The "aud" (audience) claim identifies the recipients that the JWT is intended for. Each principal intended to process the JWT MUST identify itself with a value in the audience claim. If the principal processing the claim does not identify itself with a value in the "aud" claim when this claim is present, then the JWT MUST be rejected. In the general case, the "aud" value is an array of case- sensitive strings, each containing a StringOrURI value. In the special case when the JWT has one audience, the "aud" value MAY be a single case-sensitive string containing a StringOrURI value. The interpretation of audience values is generally application specific. Use of this claim is OPTIONAL.

As I understand it, the current behavior is as stated in your quote.

Heres an example use case:

  1. Authorization Server signs a jwt with audience ["app1", "app2"], indicating that this jwt is intended for use with an application that identifies itself as "app1" or "app2"
  2. Token is used to talk to app1. Then app1 checks that the provided token is actually intended for itself by checking for "app1" in the audience field

Now Imagine we introduce an audience "any_app".

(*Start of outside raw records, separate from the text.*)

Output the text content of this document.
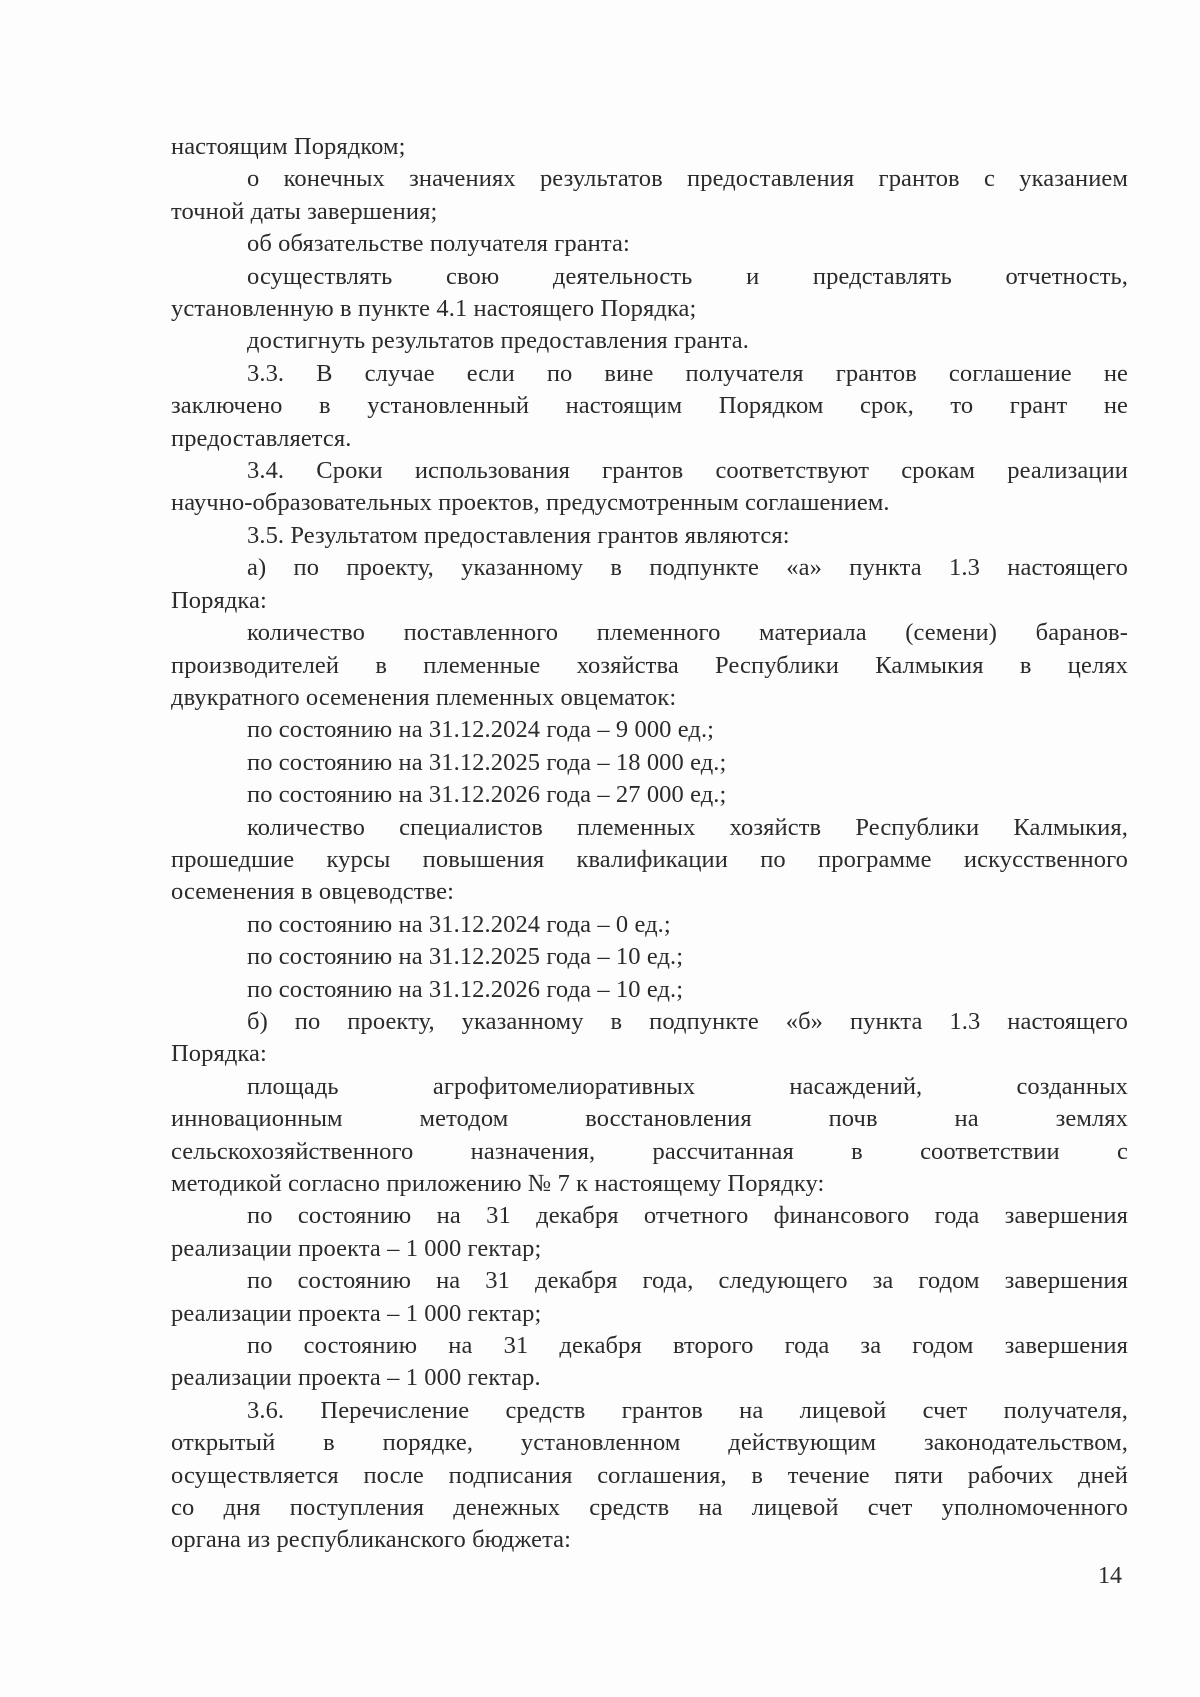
настоящим Порядком;
о конечных значениях результатов предоставления грантов с указанием
точной даты завершения;
об обязательстве получателя гранта:
осуществлять свою деятельность и представлять отчетность,
установленную в пункте 4.1 настоящего Порядка;
достигнуть результатов предоставления гранта.
3.3. В случае если по вине получателя грантов соглашение не
заключено в установленный настоящим Порядком срок, то грант не
предоставляется.
3.4. Сроки использования грантов соответствуют срокам реализации
научно-образовательных проектов, предусмотренным соглашением.
3.5. Результатом предоставления грантов являются:
а) по проекту, указанному в подпункте «а» пункта 1.3 настоящего
Порядка:
количество поставленного племенного материала (семени) баранов-
производителей в племенные хозяйства Республики Калмыкия в целях
двукратного осеменения племенных овцематок:
по состоянию на 31.12.2024 года – 9 000 ед.;
по состоянию на 31.12.2025 года – 18 000 ед.;
по состоянию на 31.12.2026 года – 27 000 ед.;
количество специалистов племенных хозяйств Республики Калмыкия,
прошедшие курсы повышения квалификации по программе искусственного
осеменения в овцеводстве:
по состоянию на 31.12.2024 года – 0 ед.;
по состоянию на 31.12.2025 года – 10 ед.;
по состоянию на 31.12.2026 года – 10 ед.;
б) по проекту, указанному в подпункте «б» пункта 1.3 настоящего
Порядка:
площадь агрофитомелиоративных насаждений, созданных
инновационным методом восстановления почв на землях
сельскохозяйственного назначения, рассчитанная в соответствии с
методикой согласно приложению № 7 к настоящему Порядку:
по состоянию на 31 декабря отчетного финансового года завершения
реализации проекта – 1 000 гектар;
по состоянию на 31 декабря года, следующего за годом завершения
реализации проекта – 1 000 гектар;
по состоянию на 31 декабря второго года за годом завершения
реализации проекта – 1 000 гектар.
3.6. Перечисление средств грантов на лицевой счет получателя,
открытый в порядке, установленном действующим законодательством,
осуществляется после подписания соглашения, в течение пяти рабочих дней
со дня поступления денежных средств на лицевой счет уполномоченного
органа из республиканского бюджета:
14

  1. Authorization Server signs a jwt with audience ["any_app"], indicating that this jwt may be used with any application identifying with "any_app"
  2. Token is used to talk to app2. Then app2 checks that the provided token is actually intended for itself by checking for "app2" or "any_app" in the audience field (verify audience ["app2", "any_app"])

Granted this latter use case does introduce its own risk as access to new apps may be granted unintentionally, cause of the lack of explicity.

Another use-case I could think of would be a migration / renaming of an audience, to temporarily still allow older jwts to pass.